I think Ambroise Pare would have liked me…I think I would have impressed him…I think [he] would have served me one of his tisanes while I behaved in a most creditable manner. I think he would have asked me to have a seat at his little table. I think he would have done something awful to me with tongs.

That last line…I both expected it and felt, when it finally came, like I’d tripped walking down the stairs. Sofia Samatar captures that horror movie combination of expectation and dread in her work. She never lets you rest. The line also evokes Saartje Baartman and Tuskegee, people lured in by the promise of a better life, then destroyed in the name of science. Another way of saying this is: these are fantasy stories, but they also aren’t.

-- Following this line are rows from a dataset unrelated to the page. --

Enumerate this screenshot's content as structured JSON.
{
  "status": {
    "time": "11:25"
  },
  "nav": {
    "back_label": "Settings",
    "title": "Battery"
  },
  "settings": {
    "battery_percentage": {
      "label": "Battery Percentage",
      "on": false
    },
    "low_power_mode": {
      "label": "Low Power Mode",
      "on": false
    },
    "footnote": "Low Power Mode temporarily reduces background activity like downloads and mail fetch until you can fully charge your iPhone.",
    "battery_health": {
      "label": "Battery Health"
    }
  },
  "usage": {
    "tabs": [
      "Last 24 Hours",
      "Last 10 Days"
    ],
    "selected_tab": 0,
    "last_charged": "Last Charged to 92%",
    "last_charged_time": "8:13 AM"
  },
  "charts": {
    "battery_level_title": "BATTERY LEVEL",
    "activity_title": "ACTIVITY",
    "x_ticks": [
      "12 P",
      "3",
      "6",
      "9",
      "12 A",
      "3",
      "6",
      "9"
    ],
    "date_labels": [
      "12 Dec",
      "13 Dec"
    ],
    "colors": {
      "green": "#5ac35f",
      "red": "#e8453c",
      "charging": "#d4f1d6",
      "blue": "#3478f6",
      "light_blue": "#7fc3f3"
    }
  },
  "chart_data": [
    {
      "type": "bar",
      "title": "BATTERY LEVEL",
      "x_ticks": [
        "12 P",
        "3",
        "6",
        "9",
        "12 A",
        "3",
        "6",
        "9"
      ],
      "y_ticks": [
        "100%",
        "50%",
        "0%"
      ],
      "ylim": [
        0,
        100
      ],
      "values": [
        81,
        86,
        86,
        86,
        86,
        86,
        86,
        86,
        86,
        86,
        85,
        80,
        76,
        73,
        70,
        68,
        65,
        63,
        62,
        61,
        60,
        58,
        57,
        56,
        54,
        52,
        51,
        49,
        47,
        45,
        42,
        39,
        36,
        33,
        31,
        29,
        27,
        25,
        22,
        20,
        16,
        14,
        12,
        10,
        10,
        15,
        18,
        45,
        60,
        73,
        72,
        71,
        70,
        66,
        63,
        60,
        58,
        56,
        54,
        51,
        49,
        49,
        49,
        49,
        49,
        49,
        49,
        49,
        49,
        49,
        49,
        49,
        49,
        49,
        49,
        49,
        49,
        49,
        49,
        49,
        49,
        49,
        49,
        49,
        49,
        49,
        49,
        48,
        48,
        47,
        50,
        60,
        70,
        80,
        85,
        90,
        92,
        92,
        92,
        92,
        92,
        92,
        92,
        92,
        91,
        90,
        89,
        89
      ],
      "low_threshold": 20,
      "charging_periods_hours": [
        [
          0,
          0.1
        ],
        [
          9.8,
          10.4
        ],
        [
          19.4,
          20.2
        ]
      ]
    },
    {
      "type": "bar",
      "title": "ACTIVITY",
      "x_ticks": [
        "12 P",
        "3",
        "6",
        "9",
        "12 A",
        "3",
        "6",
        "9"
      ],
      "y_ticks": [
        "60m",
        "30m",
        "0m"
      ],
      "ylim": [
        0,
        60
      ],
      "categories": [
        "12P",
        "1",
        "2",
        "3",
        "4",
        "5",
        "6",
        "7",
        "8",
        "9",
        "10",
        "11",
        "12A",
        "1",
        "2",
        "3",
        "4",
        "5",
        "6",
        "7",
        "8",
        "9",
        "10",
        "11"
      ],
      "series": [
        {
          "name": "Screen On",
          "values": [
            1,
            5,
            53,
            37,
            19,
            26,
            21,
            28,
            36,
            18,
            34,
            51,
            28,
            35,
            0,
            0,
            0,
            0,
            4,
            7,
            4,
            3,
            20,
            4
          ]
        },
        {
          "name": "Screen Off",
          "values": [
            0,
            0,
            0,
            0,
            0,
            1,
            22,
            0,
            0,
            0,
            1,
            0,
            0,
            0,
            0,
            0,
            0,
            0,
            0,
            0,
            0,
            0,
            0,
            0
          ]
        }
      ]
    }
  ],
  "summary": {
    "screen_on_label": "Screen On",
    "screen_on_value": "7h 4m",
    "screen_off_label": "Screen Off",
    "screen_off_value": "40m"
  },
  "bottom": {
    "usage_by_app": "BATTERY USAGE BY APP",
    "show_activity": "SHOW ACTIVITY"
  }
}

The narrator and her brother are telling their lives through monsters, and what’s more monstrous than history?

Sofia and Del Samatar are of Somali/Swiss-German descent, and much of the text—and subtext—of Monster Portraits revolves around race and what it means to be multi-racial in a world that insists on categorization. If you are not purely one thing or another, does that make you monstrous? What does it mean to dissect the ways in which you are like no one else? What does that do to you?

“The world is a hall of images,” Samatar writes. “None of them ours.”

But Monster Portraits also makes it clear that there is power and loveliness in unlikely designs. This is due in large part to Del Samatar’s illustrations, which have a spooky elegance. They are indisputably drawings of monsters, but they are beautiful monsters.

Sofia Samatar’s prose carries this message as well. Near the end of their journey, the unnamed brother and sister come together in a cabin in Colorado to compile their notes and illustrations. Looking over their work, the sister reflects:

“Try to copy something exactly. Impossible. You can transfer every word and still, in the margin, this unfolding fin, this nub of horn, this tail…Try as much as possible to conform and you will be saved by a wily grace. Imperfection is your genius.”

Boundaries blur inevitably. The search for purity leads to nothing but suffering. If Monster Portraits has a moral (and, since it’s a fairy tale, it should), I think that’s it.